Polizei, Kriminalität

Polizei Paderborn / Betrüger geben sich als ...

09.04.2018 - 17:46:21

Polizei Paderborn / Betrüger geben sich als .... Betrüger geben sich als "Microsoft"-Mitarbeiter" aus

Paderborn - (mb) Vorsicht bei Anrufen angeblicher "Microsoft"-Mitarbeiter. Betrüger behaupten am Telefon auf Englisch oder gebrochenem Deutsch mit englischem Akzent für den IT-Konzern zu arbeiten. Man habe festgestellt, dass der Computer des Angerufenen mit Schadsoftware belastet sei oder ein Update vorgenommen werden müsse. Die Täter versuchen den Angerufenen zur Installation einer Fernwartungssoftware zu überzeugen. Über ein solches Programm ist es möglich vollen Zugriff auf den Computer zu erlangen. Für die ausgeführten "Leistungen" wird meist zusätzlich ein Honorar verlangt und Daten für Onlinebanking oder Kreditkartendaten abgefragt. So versuchen die Täter Zugriff auf die Konten des Opfers zu erlangen.

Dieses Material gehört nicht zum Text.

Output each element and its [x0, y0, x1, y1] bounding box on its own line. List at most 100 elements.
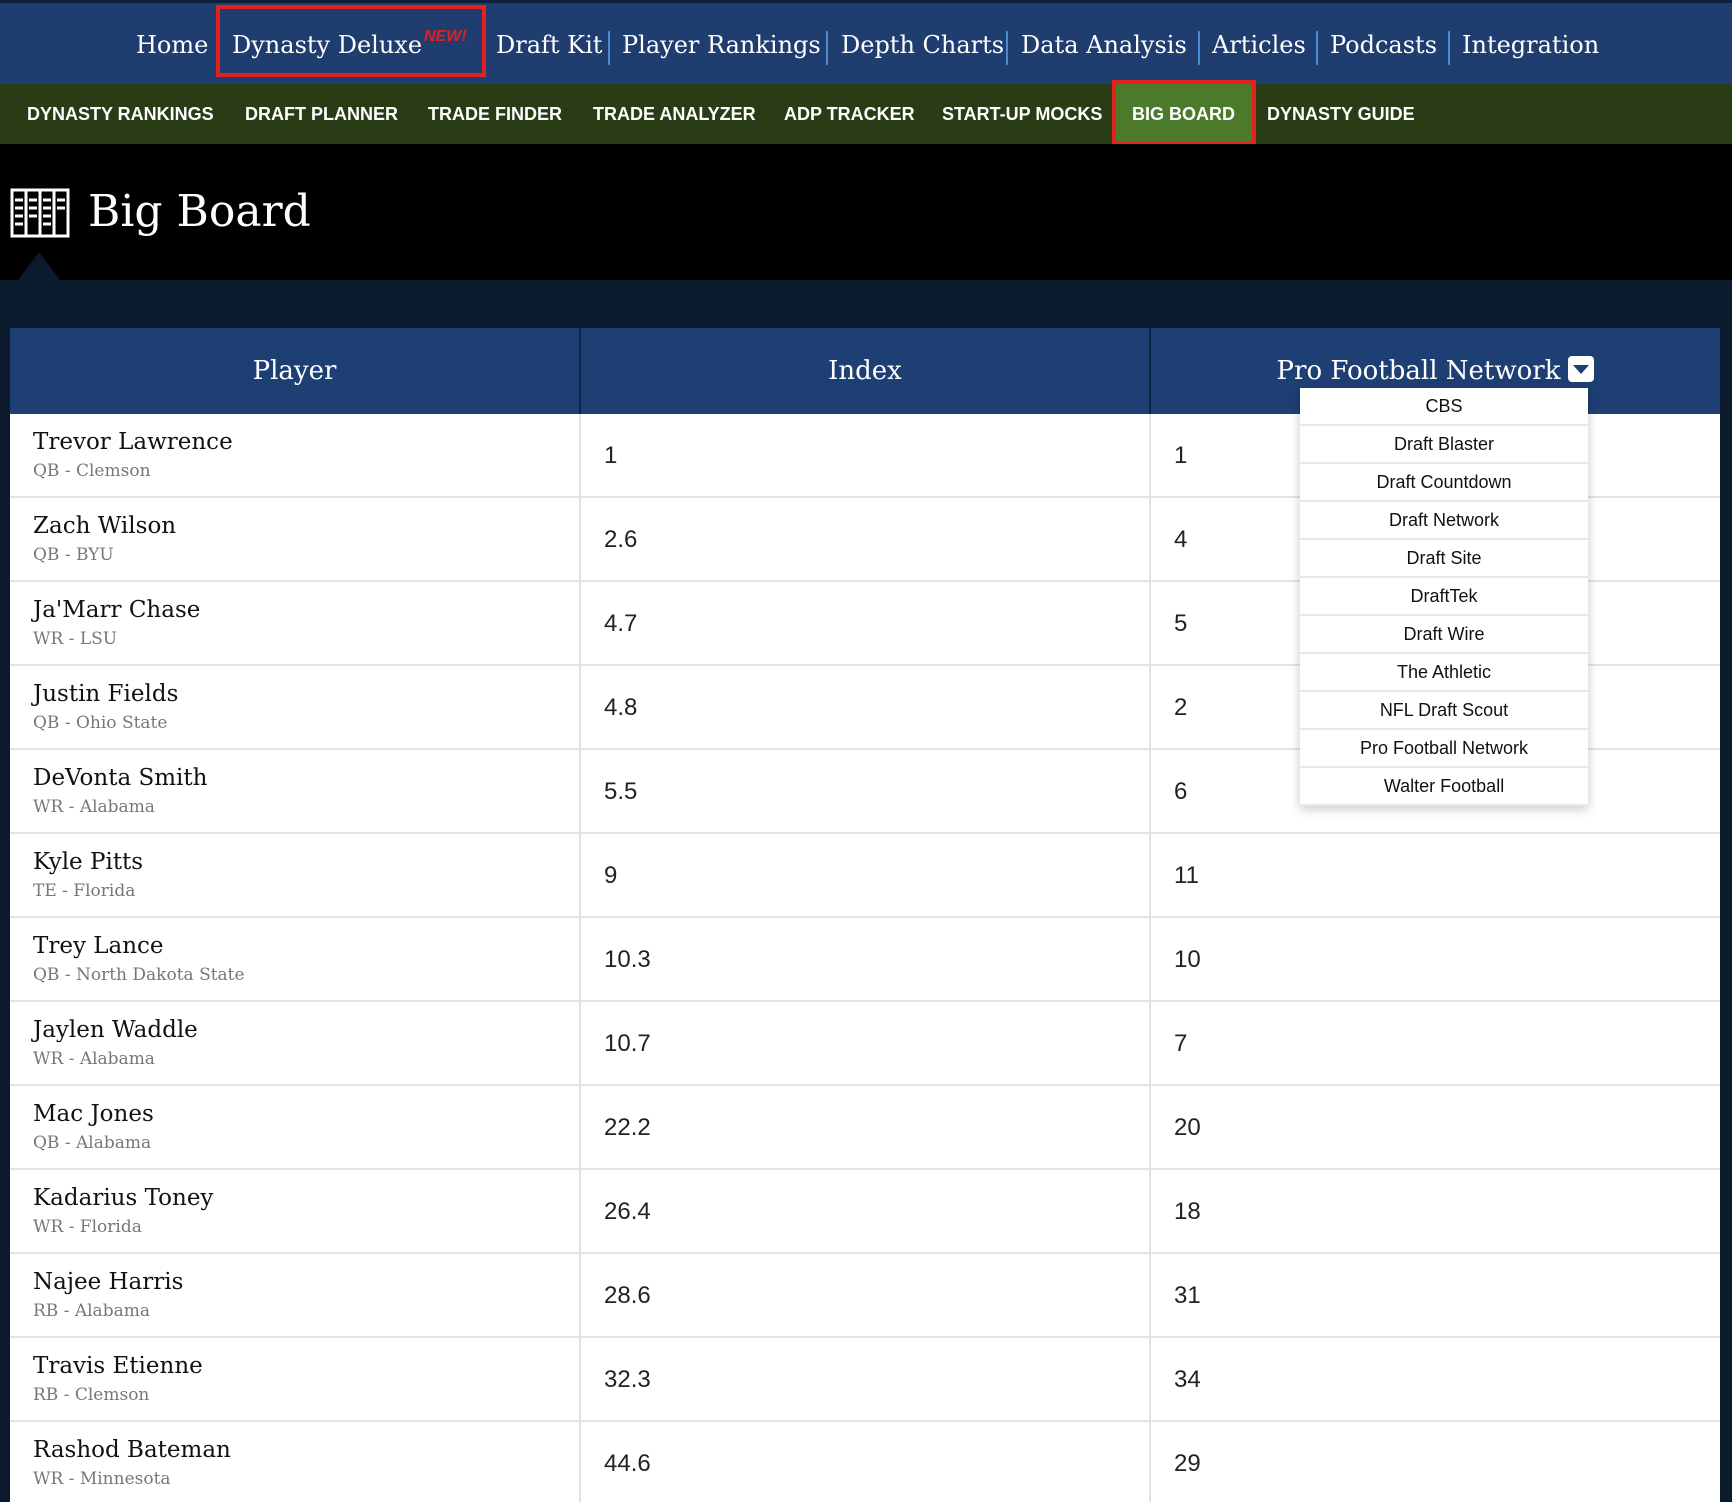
nav-separator	[1198, 31, 1200, 65]
player-name[interactable]: Ja'Marr Chase	[33, 596, 200, 624]
table-row[interactable]: Kadarius Toney WR - Florida 26.4 18	[10, 1170, 1720, 1254]
player-name[interactable]: Najee Harris	[33, 1268, 183, 1296]
cell-divider	[1149, 666, 1151, 750]
player-position-school: QB - Clemson	[33, 461, 151, 481]
cell-divider	[1149, 1422, 1151, 1502]
player-name[interactable]: Trey Lance	[33, 932, 164, 960]
dropdown-option[interactable]: Walter Football	[1300, 768, 1588, 806]
player-position-school: RB - Clemson	[33, 1385, 150, 1405]
table-row[interactable]: Najee Harris RB - Alabama 28.6 31	[10, 1254, 1720, 1338]
cell-divider	[1149, 414, 1151, 498]
player-name[interactable]: DeVonta Smith	[33, 764, 207, 792]
source-rank-value: 18	[1174, 1198, 1201, 1225]
player-name[interactable]: Kadarius Toney	[33, 1184, 213, 1212]
cell-divider	[579, 498, 581, 582]
player-position-school: WR - Alabama	[33, 797, 155, 817]
nav-draft-kit[interactable]: Draft Kit	[496, 3, 602, 87]
cell-divider	[1149, 498, 1151, 582]
dropdown-option[interactable]: CBS	[1300, 388, 1588, 426]
dropdown-option[interactable]: Draft Site	[1300, 540, 1588, 578]
nav-depth-charts[interactable]: Depth Charts	[841, 3, 1004, 87]
cell-divider	[579, 918, 581, 1002]
sub-nav-adp-tracker[interactable]: ADP TRACKER	[784, 84, 915, 144]
dropdown-option[interactable]: Pro Football Network	[1300, 730, 1588, 768]
index-value: 28.6	[604, 1282, 651, 1309]
index-value: 10.7	[604, 1030, 651, 1057]
index-value: 32.3	[604, 1366, 651, 1393]
nav-podcasts[interactable]: Podcasts	[1330, 3, 1437, 87]
player-name[interactable]: Travis Etienne	[33, 1352, 203, 1380]
nav-home[interactable]: Home	[136, 3, 208, 87]
cell-divider	[1149, 1086, 1151, 1170]
cell-divider	[579, 1170, 581, 1254]
dropdown-option[interactable]: Draft Countdown	[1300, 464, 1588, 502]
nav-data-analysis[interactable]: Data Analysis	[1021, 3, 1187, 87]
source-rank-value: 6	[1174, 778, 1188, 805]
source-rank-value: 34	[1174, 1366, 1201, 1393]
sub-nav-trade-finder[interactable]: TRADE FINDER	[428, 84, 562, 144]
dropdown-option[interactable]: Draft Wire	[1300, 616, 1588, 654]
dropdown-option[interactable]: Draft Blaster	[1300, 426, 1588, 464]
dropdown-option[interactable]: The Athletic	[1300, 654, 1588, 692]
cell-divider	[1149, 834, 1151, 918]
sub-nav-draft-planner[interactable]: DRAFT PLANNER	[245, 84, 398, 144]
source-rank-value: 7	[1174, 1030, 1188, 1057]
cell-divider	[1149, 1002, 1151, 1086]
cell-divider	[579, 1254, 581, 1338]
player-position-school: QB - BYU	[33, 545, 114, 565]
table-row[interactable]: Kyle Pitts TE - Florida 9 11	[10, 834, 1720, 918]
index-value: 5.5	[604, 778, 638, 805]
player-name[interactable]: Trevor Lawrence	[33, 428, 233, 456]
cell-divider	[1149, 918, 1151, 1002]
player-name[interactable]: Zach Wilson	[33, 512, 176, 540]
source-select-label[interactable]: Pro Football Network	[1277, 356, 1561, 386]
table-row[interactable]: Mac Jones QB - Alabama 22.2 20	[10, 1086, 1720, 1170]
player-position-school: WR - Minnesota	[33, 1469, 171, 1489]
nav-player-rankings[interactable]: Player Rankings	[622, 3, 821, 87]
sub-nav-start-up-mocks[interactable]: START-UP MOCKS	[942, 84, 1102, 144]
index-value: 4.8	[604, 694, 638, 721]
table-row[interactable]: Jaylen Waddle WR - Alabama 10.7 7	[10, 1002, 1720, 1086]
nav-integration[interactable]: Integration	[1462, 3, 1599, 87]
player-position-school: QB - Alabama	[33, 1133, 152, 1153]
player-position-school: WR - LSU	[33, 629, 118, 649]
nav-articles[interactable]: Articles	[1212, 3, 1306, 87]
big-board-icon	[10, 188, 70, 238]
dropdown-option[interactable]: NFL Draft Scout	[1300, 692, 1588, 730]
cell-divider	[1149, 1254, 1151, 1338]
nav-separator	[826, 31, 828, 65]
highlight-box	[1112, 80, 1256, 146]
source-rank-value: 20	[1174, 1114, 1201, 1141]
player-name[interactable]: Kyle Pitts	[33, 848, 143, 876]
table-row[interactable]: Trey Lance QB - North Dakota State 10.3 10	[10, 918, 1720, 1002]
dropdown-option[interactable]: Draft Network	[1300, 502, 1588, 540]
source-rank-value: 5	[1174, 610, 1188, 637]
index-value: 26.4	[604, 1198, 651, 1225]
index-value: 10.3	[604, 946, 651, 973]
column-header-index[interactable]: Index	[581, 328, 1149, 414]
cell-divider	[1149, 582, 1151, 666]
table-row[interactable]: Rashod Bateman WR - Minnesota 44.6 29	[10, 1422, 1720, 1502]
cell-divider	[579, 1086, 581, 1170]
sub-nav-dynasty-guide[interactable]: DYNASTY GUIDE	[1267, 84, 1415, 144]
chevron-down-icon[interactable]	[1568, 356, 1595, 382]
player-name[interactable]: Jaylen Waddle	[33, 1016, 198, 1044]
dropdown-option[interactable]: DraftTek	[1300, 578, 1588, 616]
cell-divider	[579, 1338, 581, 1422]
index-value: 44.6	[604, 1450, 651, 1477]
column-header-player[interactable]: Player	[10, 328, 579, 414]
source-rank-value: 11	[1174, 862, 1199, 889]
nav-separator	[1006, 31, 1008, 65]
source-rank-value: 1	[1174, 442, 1188, 469]
sub-nav-trade-analyzer[interactable]: TRADE ANALYZER	[593, 84, 756, 144]
cell-divider	[579, 414, 581, 498]
player-name[interactable]: Mac Jones	[33, 1100, 154, 1128]
source-rank-value: 2	[1174, 694, 1188, 721]
player-position-school: WR - Alabama	[33, 1049, 155, 1069]
player-position-school: QB - North Dakota State	[33, 965, 245, 985]
sub-nav-dynasty-rankings[interactable]: DYNASTY RANKINGS	[27, 84, 214, 144]
player-name[interactable]: Rashod Bateman	[33, 1436, 231, 1464]
top-nav: Home Dynasty Deluxe NEW! Draft Kit Playe…	[0, 0, 1732, 84]
table-row[interactable]: Travis Etienne RB - Clemson 32.3 34	[10, 1338, 1720, 1422]
player-name[interactable]: Justin Fields	[33, 680, 178, 708]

Am Montag sind mehrere Frauen und Männer in Paderborn von der Betrügerbande angerufen worden. Alle Angerufenen erkannten die kriminelle Masche und legten sofort auf. Bislang hat sich niemand gemeldet, der auf die Forderungen der Täter eingegangen ist.

Die Polizei warnt vor "Abzock"-Tricks und gibt folgende Tipps:

- Beenden Sie Telefonanrufe, unabhängig von der Vorwahl, mit Anrufern, die sich als Mitarbeiter der Firma Microsoft ausgeben. Die Firma nimmt auf diese Weise keinen Kontakt mit Kunden auf.

- Geben Sie niemals Unbekannten Personen Bank- oder Kontodaten preis.

- Bei ungewollten Geldtransaktionen setzen Sie sich umgehend mit Ihrer Bank in Verbindung.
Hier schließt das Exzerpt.